Я замечала это уже несколько дней — и не могла перестать замечать. Среди вещей, пропавших вместе с хозяйкой, не значилась ни одна тетрадь. А Варвара, судя по письмам подруги, вела дневник — подруга упоминала его дважды, вскользь, как упоминают общую тайну: «надеюсь, твоя тетрадь по-прежнему хранит всё, что не должны знать другие».
Значит, дневник не пропал. Его спрятали. До того, как всё случилось, или после — но спрятали намеренно, так, чтобы его не нашли.
Вопрос был: где.
Я обошла дом — весь, от чердака до подвала, — заглядывая во все углы, простукивая плинтусы и половицы, как учили на курсах: старые дома любят тайники, и тайники эти почти всегда в самых видных местах. В буфетной за досками шуршали мыши, в кладовке пахло яблоками, в гостиной под отставшим паркетом оказалась пустота, в которой жили мокрицы. Пусто.
Остался кабинет.
Я вошла туда в четвёртом часу, когда дождь на миг стих и свет стал ровный, серый, как сталь. Портрет смотрел на меня со стены — я уже привыкла к нему и всё равно каждый раз вздрагивала, как от чужого голоса в пустой комнате. Часы стояли на каминной полке, стрелки — на тринадцати десяти. Я прошла мимо них к камину и встала перед ним, рассматривая обшивку.
Камин был старый, изразцовый, с деревянными панелями по бокам — тёмный дуб, резной, в мелкий геометрический рисунок.

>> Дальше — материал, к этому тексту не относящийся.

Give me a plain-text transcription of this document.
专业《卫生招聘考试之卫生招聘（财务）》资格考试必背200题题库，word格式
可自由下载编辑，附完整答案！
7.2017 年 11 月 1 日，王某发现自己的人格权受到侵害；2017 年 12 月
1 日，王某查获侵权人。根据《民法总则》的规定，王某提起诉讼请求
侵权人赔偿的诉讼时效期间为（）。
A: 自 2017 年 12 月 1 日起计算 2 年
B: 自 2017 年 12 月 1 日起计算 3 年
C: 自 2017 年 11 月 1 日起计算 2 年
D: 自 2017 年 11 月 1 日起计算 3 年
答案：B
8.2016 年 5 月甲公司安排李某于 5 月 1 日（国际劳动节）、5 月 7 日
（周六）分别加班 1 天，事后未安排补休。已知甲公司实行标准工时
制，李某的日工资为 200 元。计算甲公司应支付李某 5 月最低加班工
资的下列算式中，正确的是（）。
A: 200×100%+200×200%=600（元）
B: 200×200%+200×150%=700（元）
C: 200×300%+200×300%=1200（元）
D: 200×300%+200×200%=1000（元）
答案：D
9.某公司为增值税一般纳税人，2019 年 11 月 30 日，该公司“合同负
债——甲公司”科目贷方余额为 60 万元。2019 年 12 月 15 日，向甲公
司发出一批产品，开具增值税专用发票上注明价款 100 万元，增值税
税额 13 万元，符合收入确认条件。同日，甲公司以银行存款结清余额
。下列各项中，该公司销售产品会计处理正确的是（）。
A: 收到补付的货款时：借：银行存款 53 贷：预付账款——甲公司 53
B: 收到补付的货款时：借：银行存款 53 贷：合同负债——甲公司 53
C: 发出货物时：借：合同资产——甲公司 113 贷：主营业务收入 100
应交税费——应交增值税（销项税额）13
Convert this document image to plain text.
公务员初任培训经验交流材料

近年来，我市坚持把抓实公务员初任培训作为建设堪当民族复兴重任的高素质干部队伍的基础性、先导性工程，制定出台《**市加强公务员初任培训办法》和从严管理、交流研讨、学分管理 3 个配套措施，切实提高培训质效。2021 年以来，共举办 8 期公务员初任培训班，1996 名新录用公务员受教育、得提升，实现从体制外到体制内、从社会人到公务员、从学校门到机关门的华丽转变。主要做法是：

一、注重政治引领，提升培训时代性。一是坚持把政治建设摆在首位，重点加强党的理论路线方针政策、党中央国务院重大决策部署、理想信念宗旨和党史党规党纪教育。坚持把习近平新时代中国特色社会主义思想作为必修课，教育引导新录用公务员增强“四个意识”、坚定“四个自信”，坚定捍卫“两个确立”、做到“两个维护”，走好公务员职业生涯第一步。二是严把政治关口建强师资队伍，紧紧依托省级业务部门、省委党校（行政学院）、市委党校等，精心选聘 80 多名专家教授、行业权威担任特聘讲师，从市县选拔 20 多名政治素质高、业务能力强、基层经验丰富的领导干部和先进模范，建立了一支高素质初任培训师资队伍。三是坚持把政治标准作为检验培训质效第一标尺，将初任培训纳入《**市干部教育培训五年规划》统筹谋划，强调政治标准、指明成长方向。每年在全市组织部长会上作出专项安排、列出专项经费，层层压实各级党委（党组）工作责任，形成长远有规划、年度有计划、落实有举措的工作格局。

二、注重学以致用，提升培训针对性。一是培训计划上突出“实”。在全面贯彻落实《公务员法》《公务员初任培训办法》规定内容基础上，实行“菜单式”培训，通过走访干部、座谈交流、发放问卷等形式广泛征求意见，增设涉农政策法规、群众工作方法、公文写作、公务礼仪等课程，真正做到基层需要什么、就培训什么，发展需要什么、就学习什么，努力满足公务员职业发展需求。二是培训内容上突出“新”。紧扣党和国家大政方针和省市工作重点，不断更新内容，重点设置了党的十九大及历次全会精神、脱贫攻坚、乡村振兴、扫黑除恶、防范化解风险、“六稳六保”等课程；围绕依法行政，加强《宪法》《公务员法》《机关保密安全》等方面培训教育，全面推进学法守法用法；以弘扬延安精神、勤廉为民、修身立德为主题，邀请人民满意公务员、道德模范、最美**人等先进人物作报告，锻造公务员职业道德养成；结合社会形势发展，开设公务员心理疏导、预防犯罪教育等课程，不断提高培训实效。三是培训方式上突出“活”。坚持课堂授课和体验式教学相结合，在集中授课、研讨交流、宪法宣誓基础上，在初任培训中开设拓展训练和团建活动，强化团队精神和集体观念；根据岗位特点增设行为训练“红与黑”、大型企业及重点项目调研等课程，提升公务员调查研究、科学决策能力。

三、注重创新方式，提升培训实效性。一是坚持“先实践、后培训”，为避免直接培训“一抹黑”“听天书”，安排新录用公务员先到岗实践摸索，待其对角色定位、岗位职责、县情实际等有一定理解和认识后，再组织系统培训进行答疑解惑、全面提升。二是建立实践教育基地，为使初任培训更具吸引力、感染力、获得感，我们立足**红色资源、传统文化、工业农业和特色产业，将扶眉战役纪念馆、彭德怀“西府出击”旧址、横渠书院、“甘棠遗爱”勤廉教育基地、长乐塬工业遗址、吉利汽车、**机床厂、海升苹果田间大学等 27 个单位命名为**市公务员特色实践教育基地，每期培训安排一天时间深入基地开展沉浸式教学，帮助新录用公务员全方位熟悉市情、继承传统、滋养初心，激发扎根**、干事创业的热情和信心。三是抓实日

Я смотрела на панели и не могла понять, что меня цепляет. Рисунок ровный. Дуб тёмный. Стыки плотные…
А потом я увидела.
Правая панель — та, что ближе к окну, — была на полпальца ниже левой. Не на глаз — на ощупь: я провела пальцем по стыку, и палец уловил ступеньку, которую глаз прощал. И рисунок на ней — если присмотреться — начинался не с того места: ромбы обрезаны не там, где у левой.
Панель снималась.
Я нажала на неё, постучала, попробовала поддеть ножом. Она не поддавалась — но и не была прибита намертво: гвозди, которые держали её, были другие, новее, с плоскими шляпками, не такие, как по всему дому. Кто-то снимал эту панель раньше. Снимал — и ставил обратно.
Я вышла в буфетную, принесла монтировку, которой Вера Петровна открывала ящики, и — как реставратор, как человек, который знает, что дерево прощает одну ошибку, — подцепила панель за нижний край.